Frequency and Spatially Adaptive Wavelet Packets

John R. Smith and Shih-Fu Chang

Columbia University Center for Telecommunications Research and

Electrical Engineering Department, New York, N.Y. 10027

jrsmith@ctr.columbia.edu and sfchang@ctr.columbia.edu

Abstract

In this paper we consider a method for image compression based on frequency and spatially adaptive wavelet packets. We present a new fast directed acyclic graph (DAG) structured decomposition, with both spatial segmentation and orthogonal frequency branching from each node. Whereas traditional wavelet packet decomposition adapts to a global frequency distribution, this technique finds the best joint spatial segmentation and local frequency basis. The algorithm is derived from the fast double tree algorithm proposed by Herley, et. al., for 1-D signals [1], with an extension to 2-D and modification to include spatial segmentation of frequency nodes. By collecting redundant nodes in this full adaptive tree, we have derived a directed acyclic graph (DAG) structure which contains the same number of nodes as the double tree, but includes new connections between nodes. We present the adaptive wavelet packet DAG algorithm and examine image compression performance on test images.

1. Introduction

By including spatial segmentations in the search for the most efficient basis for representation, image decomposition via spatially adaptive wavelet packets adapts to image non-stationarity as well as local frequency content. Previously [2][3], wavelet packets have been used to arbitrarily partition the image frequency plane to adapt to signal frequency characteristics. However, the search for the best orthogonal wavelet packet basis considers only a single unsegmented signal space, and thus does not adapt to signal non-stationarity.

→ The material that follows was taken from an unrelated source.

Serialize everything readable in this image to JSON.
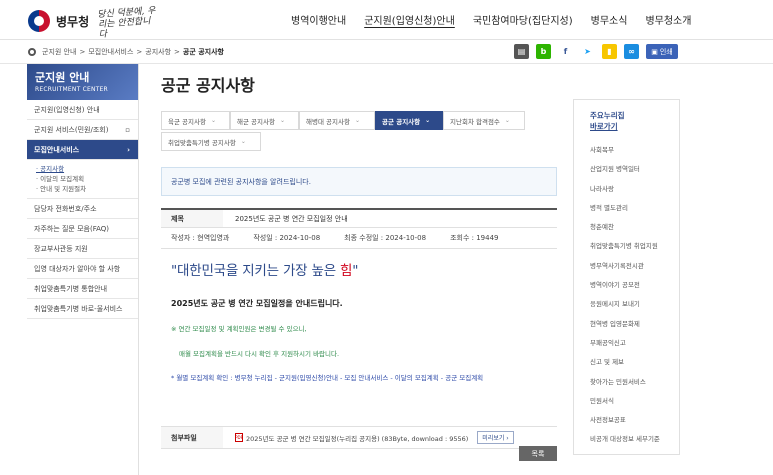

When fixed spatial decomposition is performed prior to frequency decomposition, the effect of non-stationarity can often be reduced. DCT, as used in JPEG, and other block-based transforms use this approach. Alternatively, the frequency bands themselves may be partitioned [4][5] and coded separately using fixed spatial segmentations. However, these approaches do not find the best joint frequency decomposition and spatial segmentation. We propose that the frequency and spatially adaptive wavelet packet decomposition do just this.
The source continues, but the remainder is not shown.